Las mujeres siguen esperando los resultados de los análisis de los forenses argentinos.

Cada vez que Luna oye hablar de tumbas clandestinas o de cadáveres no identificados, se angustia.

“Se me vuelven todos los recuerdos”, dijo. “No quiero pensar”.

Más al sur, se ha ignorado totalmente la cifra de muertos y desaparecidos de uno de los desplazamientos de gente más grandes del mundo en la actualidad: los casi 2 millones de venezolanos que le escapan al derrumbe social y económico de su nación.
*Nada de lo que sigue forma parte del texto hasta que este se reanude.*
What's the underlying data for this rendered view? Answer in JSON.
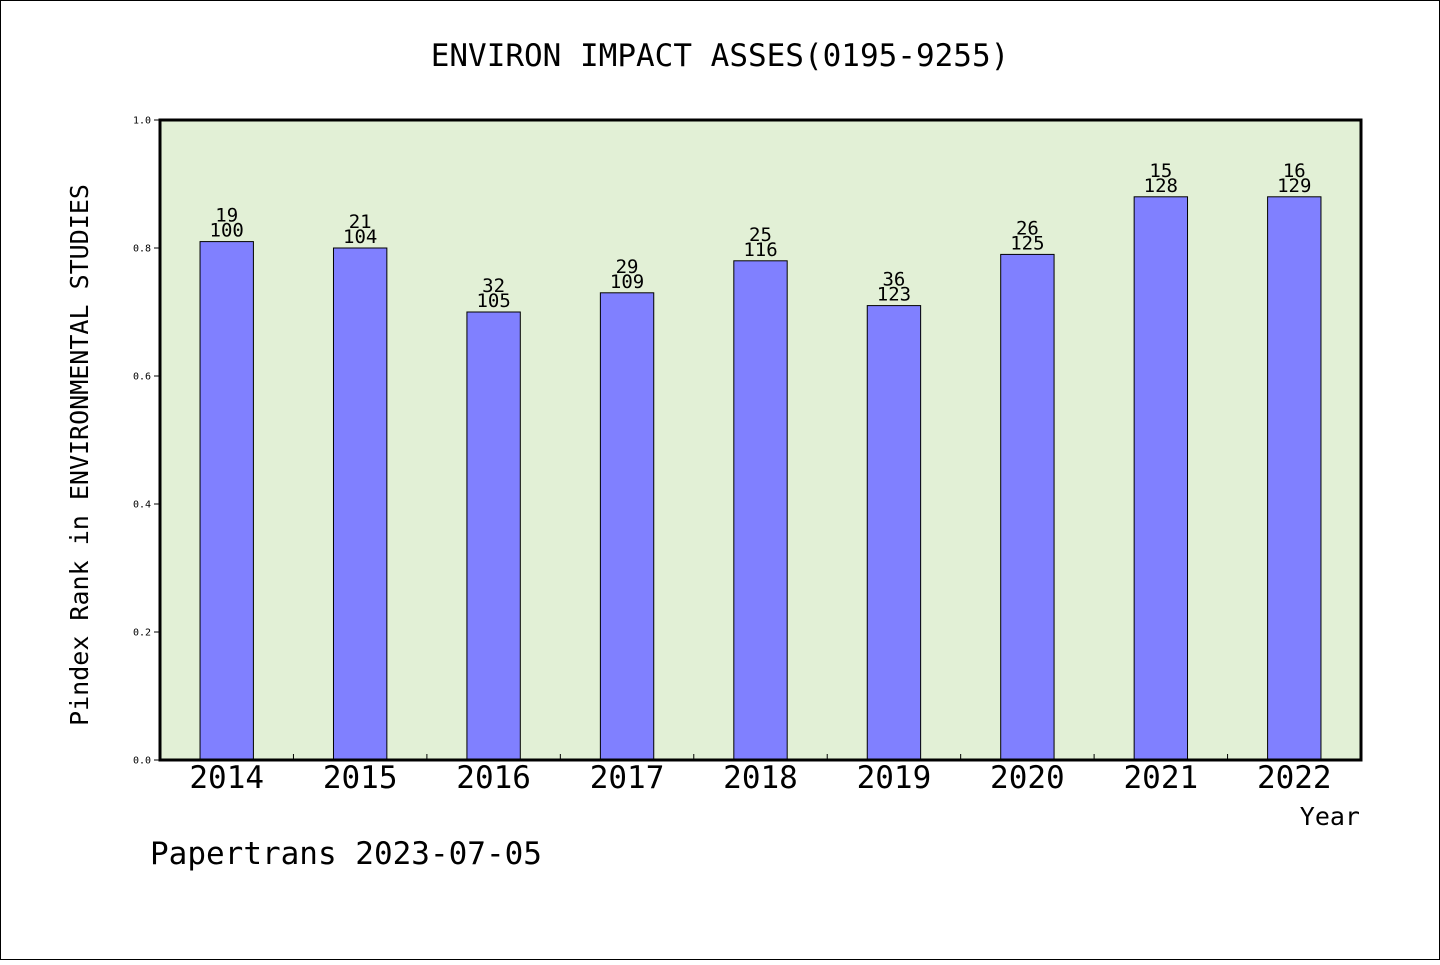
{
  "chart_data": {
    "type": "bar",
    "title": "ENVIRON IMPACT ASSES(0195-9255)",
    "xlabel": "Year",
    "ylabel": "Pindex Rank in ENVIRONMENTAL STUDIES",
    "categories": [
      "2014",
      "2015",
      "2016",
      "2017",
      "2018",
      "2019",
      "2020",
      "2021",
      "2022"
    ],
    "values": [
      0.81,
      0.8,
      0.7,
      0.73,
      0.78,
      0.71,
      0.79,
      0.88,
      0.88
    ],
    "rank_labels": [
      "19",
      "21",
      "32",
      "29",
      "25",
      "36",
      "26",
      "15",
      "16"
    ],
    "total_labels": [
      "100",
      "104",
      "105",
      "109",
      "116",
      "123",
      "125",
      "128",
      "129"
    ],
    "ylim": [
      0,
      1.0
    ],
    "yticks": [
      "0.0",
      "0.2",
      "0.4",
      "0.6",
      "0.8",
      "1.0"
    ],
    "grid": false,
    "colors": {
      "bar": "#8080ff",
      "plot_background": "#e2f0d6",
      "axes": "#000000"
    }
  },
  "footer": "Papertrans 2023-07-05"
}
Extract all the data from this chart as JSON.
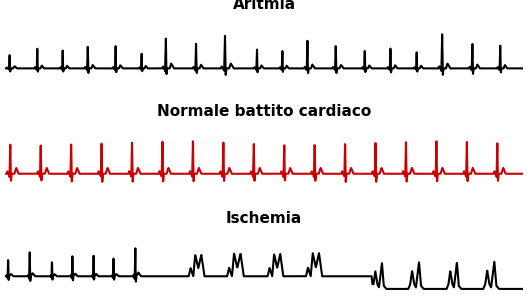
{
  "title_aritmia": "Aritmia",
  "title_normale": "Normale battito cardiaco",
  "title_ischemia": "Ischemia",
  "color_aritmia": "#000000",
  "color_normale": "#cc0000",
  "color_ischemia": "#000000",
  "title_fontsize": 11,
  "title_fontweight": "bold",
  "bg_color": "#ffffff",
  "linewidth": 1.5
}
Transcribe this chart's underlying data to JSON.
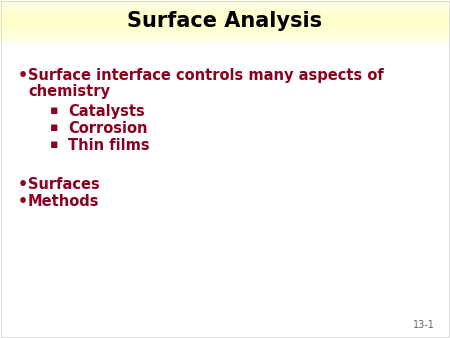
{
  "title": "Surface Analysis",
  "title_fontsize": 15,
  "title_color": "#000000",
  "title_bg_color": "#FFFFCC",
  "text_color": "#8B0020",
  "background_color": "#FFFFFF",
  "slide_number": "13-1",
  "sub_bullets": [
    "Catalysts",
    "Corrosion",
    "Thin films"
  ],
  "bullet2": "Surfaces",
  "bullet3": "Methods",
  "main_fontsize": 10.5,
  "sub_fontsize": 10.5,
  "slide_num_fontsize": 7
}
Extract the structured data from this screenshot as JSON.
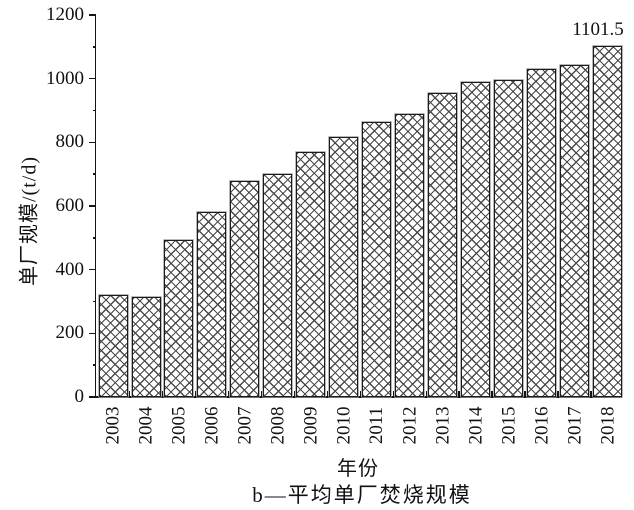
{
  "chart_data": {
    "type": "bar",
    "title": "",
    "categories": [
      "2003",
      "2004",
      "2005",
      "2006",
      "2007",
      "2008",
      "2009",
      "2010",
      "2011",
      "2012",
      "2013",
      "2014",
      "2015",
      "2016",
      "2017",
      "2018"
    ],
    "values": [
      320,
      313,
      492,
      581,
      679,
      701,
      770,
      818,
      865,
      890,
      955,
      991,
      997,
      1030,
      1043,
      1101.5
    ],
    "xlabel": "年份",
    "ylabel": "单厂规模/(t/d)",
    "ylim": [
      0,
      1200
    ],
    "ytick_major_step": 200,
    "ytick_minor_step": 100,
    "ytick_labels": [
      "0",
      "200",
      "400",
      "600",
      "800",
      "1000",
      "1200"
    ],
    "grid": "off",
    "legend": "none",
    "bar_style": "white fill with gray diagonal crosshatch, black outline",
    "annotation": {
      "text": "1101.5",
      "category": "2018"
    },
    "caption": "b—平均单厂焚烧规模",
    "axis_color": "#151515",
    "hatch_color": "#4a4a4a"
  }
}
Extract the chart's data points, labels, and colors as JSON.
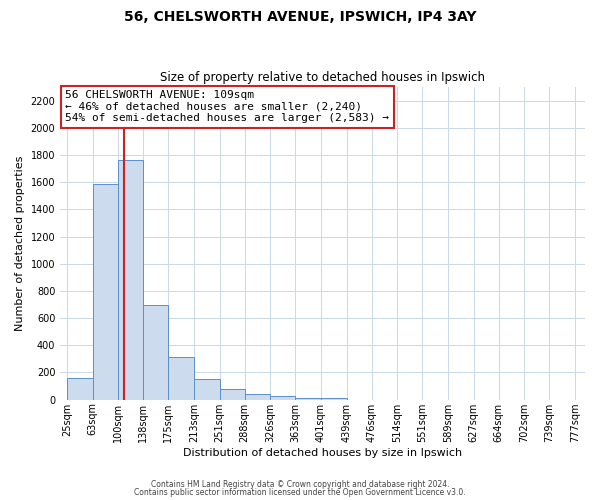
{
  "title1": "56, CHELSWORTH AVENUE, IPSWICH, IP4 3AY",
  "title2": "Size of property relative to detached houses in Ipswich",
  "xlabel": "Distribution of detached houses by size in Ipswich",
  "ylabel": "Number of detached properties",
  "bin_labels": [
    "25sqm",
    "63sqm",
    "100sqm",
    "138sqm",
    "175sqm",
    "213sqm",
    "251sqm",
    "288sqm",
    "326sqm",
    "363sqm",
    "401sqm",
    "439sqm",
    "476sqm",
    "514sqm",
    "551sqm",
    "589sqm",
    "627sqm",
    "664sqm",
    "702sqm",
    "739sqm",
    "777sqm"
  ],
  "label_values": [
    25,
    63,
    100,
    138,
    175,
    213,
    251,
    288,
    326,
    363,
    401,
    439,
    476,
    514,
    551,
    589,
    627,
    664,
    702,
    739,
    777
  ],
  "bar_heights": [
    160,
    1590,
    1760,
    700,
    315,
    155,
    80,
    45,
    25,
    15,
    10,
    0,
    0,
    0,
    0,
    0,
    0,
    0,
    0,
    0
  ],
  "bar_color": "#ccdcee",
  "bar_edge_color": "#5b8fc9",
  "red_line_x": 109,
  "red_line_color": "#cc2222",
  "annotation_title": "56 CHELSWORTH AVENUE: 109sqm",
  "annotation_line1": "← 46% of detached houses are smaller (2,240)",
  "annotation_line2": "54% of semi-detached houses are larger (2,583) →",
  "annotation_box_facecolor": "#ffffff",
  "annotation_box_edgecolor": "#cc2222",
  "ylim": [
    0,
    2300
  ],
  "yticks": [
    0,
    200,
    400,
    600,
    800,
    1000,
    1200,
    1400,
    1600,
    1800,
    2000,
    2200
  ],
  "footer1": "Contains HM Land Registry data © Crown copyright and database right 2024.",
  "footer2": "Contains public sector information licensed under the Open Government Licence v3.0.",
  "bg_color": "#ffffff",
  "grid_color": "#c8d8e8",
  "title1_fontsize": 10,
  "title2_fontsize": 8.5,
  "xlabel_fontsize": 8,
  "ylabel_fontsize": 8,
  "tick_fontsize": 7,
  "annotation_fontsize": 8,
  "footer_fontsize": 5.5
}
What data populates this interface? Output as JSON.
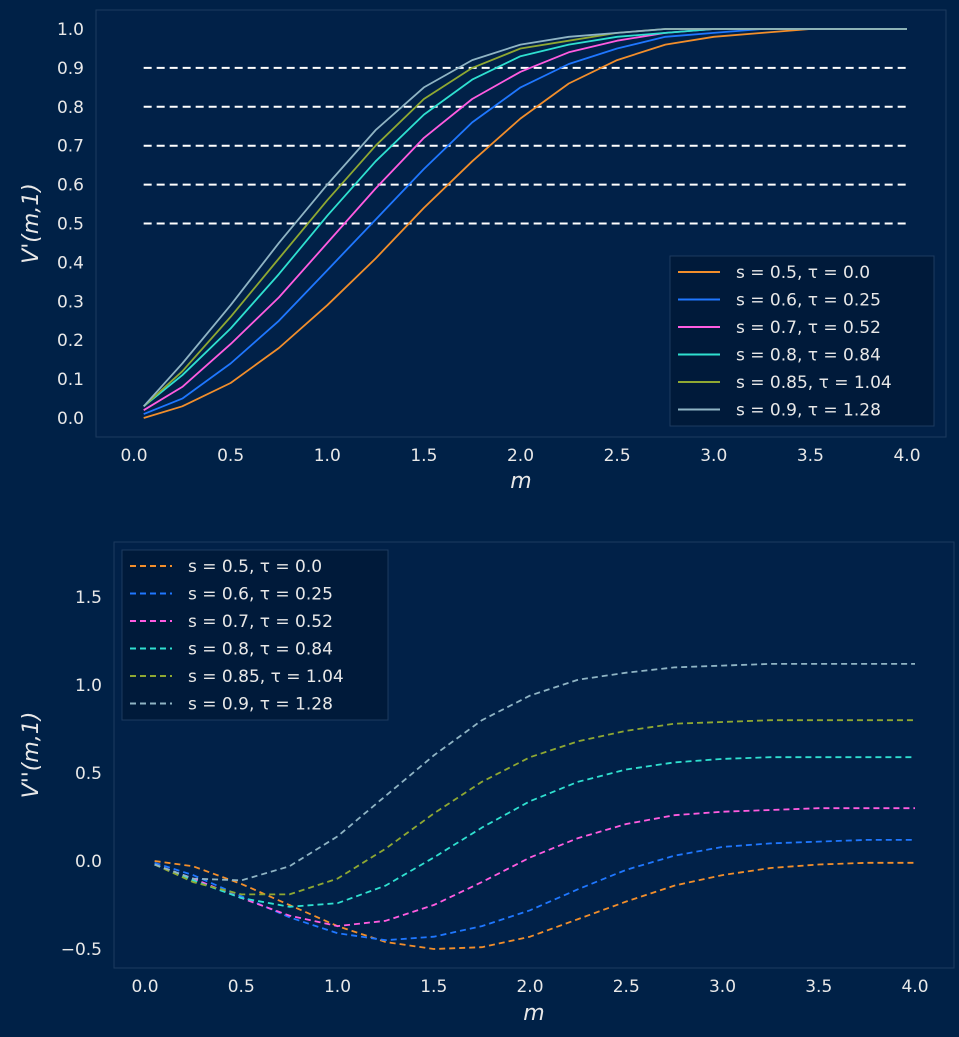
{
  "chart_data": [
    {
      "type": "line",
      "xlabel": "m",
      "ylabel": "V'(m,1)",
      "xlim": [
        0.0,
        4.0
      ],
      "ylim": [
        0.0,
        1.0
      ],
      "x_ticks": [
        "0.0",
        "0.5",
        "1.0",
        "1.5",
        "2.0",
        "2.5",
        "3.0",
        "3.5",
        "4.0"
      ],
      "y_ticks": [
        "0.0",
        "0.1",
        "0.2",
        "0.3",
        "0.4",
        "0.5",
        "0.6",
        "0.7",
        "0.8",
        "0.9",
        "1.0"
      ],
      "grid": false,
      "legend_position": "lower-right",
      "reference_lines": [
        {
          "y": 0.5,
          "x_range": [
            0.05,
            4.0
          ],
          "style": "dashed",
          "color": "#ffffff"
        },
        {
          "y": 0.6,
          "x_range": [
            0.05,
            4.0
          ],
          "style": "dashed",
          "color": "#ffffff"
        },
        {
          "y": 0.7,
          "x_range": [
            0.05,
            4.0
          ],
          "style": "dashed",
          "color": "#ffffff"
        },
        {
          "y": 0.8,
          "x_range": [
            0.05,
            4.0
          ],
          "style": "dashed",
          "color": "#ffffff"
        },
        {
          "y": 0.9,
          "x_range": [
            0.05,
            4.0
          ],
          "style": "dashed",
          "color": "#ffffff"
        }
      ],
      "x": [
        0.05,
        0.25,
        0.5,
        0.75,
        1.0,
        1.25,
        1.5,
        1.75,
        2.0,
        2.25,
        2.5,
        2.75,
        3.0,
        3.25,
        3.5,
        3.75,
        4.0
      ],
      "series": [
        {
          "name": "s = 0.5, τ = 0.0",
          "color": "#f28e2b",
          "style": "solid",
          "values": [
            0.0,
            0.03,
            0.09,
            0.18,
            0.29,
            0.41,
            0.54,
            0.66,
            0.77,
            0.86,
            0.92,
            0.96,
            0.98,
            0.99,
            1.0,
            1.0,
            1.0
          ]
        },
        {
          "name": "s = 0.6, τ = 0.25",
          "color": "#1f77ff",
          "style": "solid",
          "values": [
            0.01,
            0.05,
            0.14,
            0.25,
            0.38,
            0.51,
            0.64,
            0.76,
            0.85,
            0.91,
            0.95,
            0.98,
            0.99,
            1.0,
            1.0,
            1.0,
            1.0
          ]
        },
        {
          "name": "s = 0.7, τ = 0.52",
          "color": "#ff5ce0",
          "style": "solid",
          "values": [
            0.02,
            0.08,
            0.19,
            0.31,
            0.45,
            0.59,
            0.72,
            0.82,
            0.89,
            0.94,
            0.97,
            0.99,
            1.0,
            1.0,
            1.0,
            1.0,
            1.0
          ]
        },
        {
          "name": "s = 0.8, τ = 0.84",
          "color": "#2fe0d0",
          "style": "solid",
          "values": [
            0.03,
            0.11,
            0.23,
            0.37,
            0.52,
            0.66,
            0.78,
            0.87,
            0.93,
            0.96,
            0.98,
            0.99,
            1.0,
            1.0,
            1.0,
            1.0,
            1.0
          ]
        },
        {
          "name": "s = 0.85, τ = 1.04",
          "color": "#8fa832",
          "style": "solid",
          "values": [
            0.03,
            0.12,
            0.26,
            0.41,
            0.56,
            0.7,
            0.82,
            0.9,
            0.95,
            0.97,
            0.99,
            1.0,
            1.0,
            1.0,
            1.0,
            1.0,
            1.0
          ]
        },
        {
          "name": "s = 0.9, τ = 1.28",
          "color": "#8fb4c4",
          "style": "solid",
          "values": [
            0.03,
            0.14,
            0.29,
            0.45,
            0.6,
            0.74,
            0.85,
            0.92,
            0.96,
            0.98,
            0.99,
            1.0,
            1.0,
            1.0,
            1.0,
            1.0,
            1.0
          ]
        }
      ]
    },
    {
      "type": "line",
      "xlabel": "m",
      "ylabel": "V''(m,1)",
      "xlim": [
        0.0,
        4.0
      ],
      "ylim": [
        -0.55,
        1.8
      ],
      "x_ticks": [
        "0.0",
        "0.5",
        "1.0",
        "1.5",
        "2.0",
        "2.5",
        "3.0",
        "3.5",
        "4.0"
      ],
      "y_ticks": [
        "−0.5",
        "0.0",
        "0.5",
        "1.0",
        "1.5"
      ],
      "grid": false,
      "legend_position": "upper-left",
      "x": [
        0.05,
        0.25,
        0.5,
        0.75,
        1.0,
        1.25,
        1.5,
        1.75,
        2.0,
        2.25,
        2.5,
        2.75,
        3.0,
        3.25,
        3.5,
        3.75,
        4.0
      ],
      "series": [
        {
          "name": "s = 0.5, τ = 0.0",
          "color": "#f28e2b",
          "style": "dashed",
          "values": [
            0.0,
            -0.03,
            -0.13,
            -0.25,
            -0.37,
            -0.46,
            -0.5,
            -0.49,
            -0.43,
            -0.33,
            -0.23,
            -0.14,
            -0.08,
            -0.04,
            -0.02,
            -0.01,
            -0.01
          ]
        },
        {
          "name": "s = 0.6, τ = 0.25",
          "color": "#1f77ff",
          "style": "dashed",
          "values": [
            -0.01,
            -0.08,
            -0.2,
            -0.32,
            -0.41,
            -0.45,
            -0.43,
            -0.37,
            -0.28,
            -0.16,
            -0.05,
            0.03,
            0.08,
            0.1,
            0.11,
            0.12,
            0.12
          ]
        },
        {
          "name": "s = 0.7, τ = 0.52",
          "color": "#ff5ce0",
          "style": "dashed",
          "values": [
            -0.02,
            -0.1,
            -0.21,
            -0.31,
            -0.37,
            -0.34,
            -0.25,
            -0.12,
            0.02,
            0.13,
            0.21,
            0.26,
            0.28,
            0.29,
            0.3,
            0.3,
            0.3
          ]
        },
        {
          "name": "s = 0.8, τ = 0.84",
          "color": "#2fe0d0",
          "style": "dashed",
          "values": [
            -0.02,
            -0.11,
            -0.21,
            -0.26,
            -0.24,
            -0.14,
            0.02,
            0.19,
            0.34,
            0.45,
            0.52,
            0.56,
            0.58,
            0.59,
            0.59,
            0.59,
            0.59
          ]
        },
        {
          "name": "s = 0.85, τ = 1.04",
          "color": "#8fa832",
          "style": "dashed",
          "values": [
            -0.02,
            -0.12,
            -0.19,
            -0.19,
            -0.1,
            0.07,
            0.27,
            0.45,
            0.59,
            0.68,
            0.74,
            0.78,
            0.79,
            0.8,
            0.8,
            0.8,
            0.8
          ]
        },
        {
          "name": "s = 0.9, τ = 1.28",
          "color": "#8fb4c4",
          "style": "dashed",
          "values": [
            -0.02,
            -0.1,
            -0.11,
            -0.03,
            0.14,
            0.37,
            0.6,
            0.8,
            0.94,
            1.03,
            1.07,
            1.1,
            1.11,
            1.12,
            1.12,
            1.12,
            1.12
          ]
        }
      ]
    }
  ]
}
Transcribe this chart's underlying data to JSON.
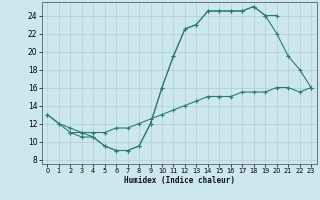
{
  "xlabel": "Humidex (Indice chaleur)",
  "ylabel": "",
  "bg_color": "#cde8ec",
  "line_color": "#2d7d6e",
  "grid_color": "#aecfd4",
  "xlim": [
    -0.5,
    23.5
  ],
  "ylim": [
    7.5,
    25.5
  ],
  "xticks": [
    0,
    1,
    2,
    3,
    4,
    5,
    6,
    7,
    8,
    9,
    10,
    11,
    12,
    13,
    14,
    15,
    16,
    17,
    18,
    19,
    20,
    21,
    22,
    23
  ],
  "yticks": [
    8,
    10,
    12,
    14,
    16,
    18,
    20,
    22,
    24
  ],
  "line1_x": [
    0,
    1,
    2,
    3,
    4,
    5,
    6,
    7,
    8,
    9,
    10,
    11,
    12,
    13,
    14,
    15,
    16,
    17,
    18,
    19,
    20
  ],
  "line1_y": [
    13,
    12,
    11,
    11,
    10.5,
    9.5,
    9,
    9,
    9.5,
    12,
    16,
    19.5,
    22.5,
    23.0,
    24.5,
    24.5,
    24.5,
    24.5,
    25,
    24,
    24
  ],
  "line2_x": [
    0,
    1,
    2,
    3,
    4,
    5,
    6,
    7,
    8,
    9,
    10,
    11,
    12,
    13,
    14,
    15,
    16,
    17,
    18,
    19,
    20,
    21,
    22,
    23
  ],
  "line2_y": [
    13,
    12,
    11.5,
    11,
    11,
    11,
    11.5,
    11.5,
    12,
    12.5,
    13,
    13.5,
    14,
    14.5,
    15,
    15,
    15,
    15.5,
    15.5,
    15.5,
    16,
    16,
    15.5,
    16
  ],
  "line3_x": [
    2,
    3,
    4,
    5,
    6,
    7,
    8,
    9,
    10,
    11,
    12,
    13,
    14,
    15,
    16,
    17,
    18,
    19,
    20,
    21,
    22,
    23
  ],
  "line3_y": [
    11,
    10.5,
    10.5,
    9.5,
    9,
    9,
    9.5,
    12,
    16,
    19.5,
    22.5,
    23,
    24.5,
    24.5,
    24.5,
    24.5,
    25,
    24,
    22,
    19.5,
    18,
    16
  ]
}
Estos migrantes se suben a autobuses para cruzar la frontera por tierra, abordan modestas embarcaciones en la esperanza de llegar al Caribe y, cuando todo lo demás falla, caminan por días bajo el sol por carreteras o con temperaturas heladas por las montañas. Vulnerables a la violencia del narcotráfico, el hambre y las enfermedades, desaparecen o mueren de a cientos.

“No soportan un viaje tan duro, porque son recorridos muy largos”, dijo Carlos Valdés, director del Instituto Nacional Forense de la vecina Colombia. “Muchas veces comen una sola vez al día. O no comen. Y se mueren”.

Nadie lleva la cuenta de esas muertes, ni de las decenas de decesos en el mar. Tampoco se lleva la cuenta de las denuncias de desapariciones en Colombia, Perú y Ecuador. En total, al menos 3.410 venezolanos han sido dados por desaparecidos o muertos en una migración entre países latinoamericanos cuyos peligros han pasado casi inadvertidos. Muchos de los muertos sucumbieron a enfermedades que eran fácilmente tratables.

Entre los desaparecidos está Randy Javier Gutiérrez, quien cruzaba Colombia a pie con un hermano y una tía en la esperanza de llegar a Perú, donde estaba su madre.

La madre de Gutiérrez, Mariela Gamboa, dijo que un individuo se ofreció a llevar en su auto a las dos mujeres, pero no a su hijo. Las mujeres dijeron que lo esperarían en la estación de autobuses de Cali, a unos 257 kilómetros (160 millas), pero él nunca llegó. Los mensajes que le han enviado a su teléfono desde ese día, hace cuatro meses, no han sido vistos.

“Estoy muy preocupada”, dice la madre. “No sé qué hacer”.